An animal whose food is suddenly restricted tends to reduce its energy expenditure both by being less active and by slowing energy use in cells, thereby limiting weight loss. It also experiences increased hunger so that once the restriction ends, it will eat more than its prior norm until the earlier weight is attained.
What the Fliers accomplished in just two sentences is to explain why a hundred years of intuitively obvious dietary
advice—eat less—doesn’t work in animals. If we restrict the amount of food an animal can eat (we can’t just tell it to eat less, we have to give it no choice), not only does it get hungry, but it actually expends less energy. Its metabolic rate slows down. Its cells burn less energy (because they have less energy to burn). And when it gets a chance to eat as much as it wants, it gains the weight right back.

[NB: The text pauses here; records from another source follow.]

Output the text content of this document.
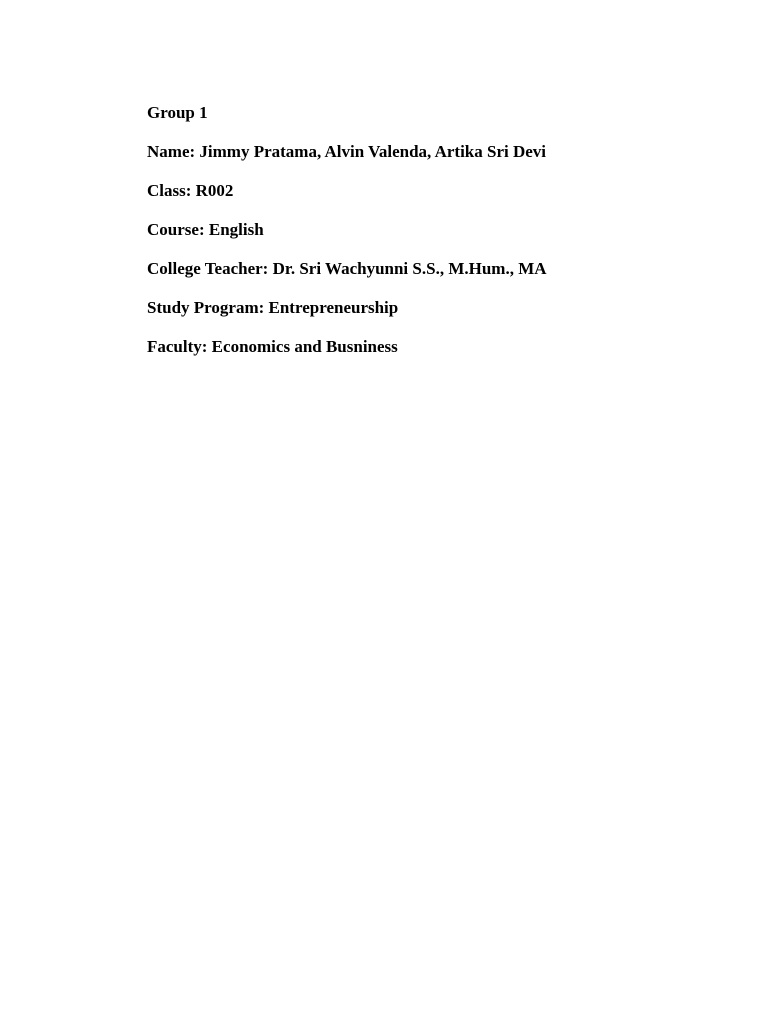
Group 1

Name: Jimmy Pratama, Alvin Valenda, Artika Sri Devi

Class: R002

Course: English

College Teacher: Dr. Sri Wachyunni S.S., M.Hum., MA

Study Program: Entrepreneurship

Faculty: Economics and Busniness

The same is true for humans. I don’t know why the Fliers said “an animal” instead of “a person,” since the same effects seen in animal studies have been demonstrated repeatedly in humans. One likely answer is that the Fliers (or the magazine’s editors) didn’t want the implication to be quite so obvious: that the diet advice that our doctors and public-health authorities are invariably giving us is misconceived; that eating less and/or exercising more is not a viable treatment for obesity or overweight and shouldn’t be considered as such. It might have short-term effects but nothing that lasts more than a few months or a year. Eventually, our bodies compensate.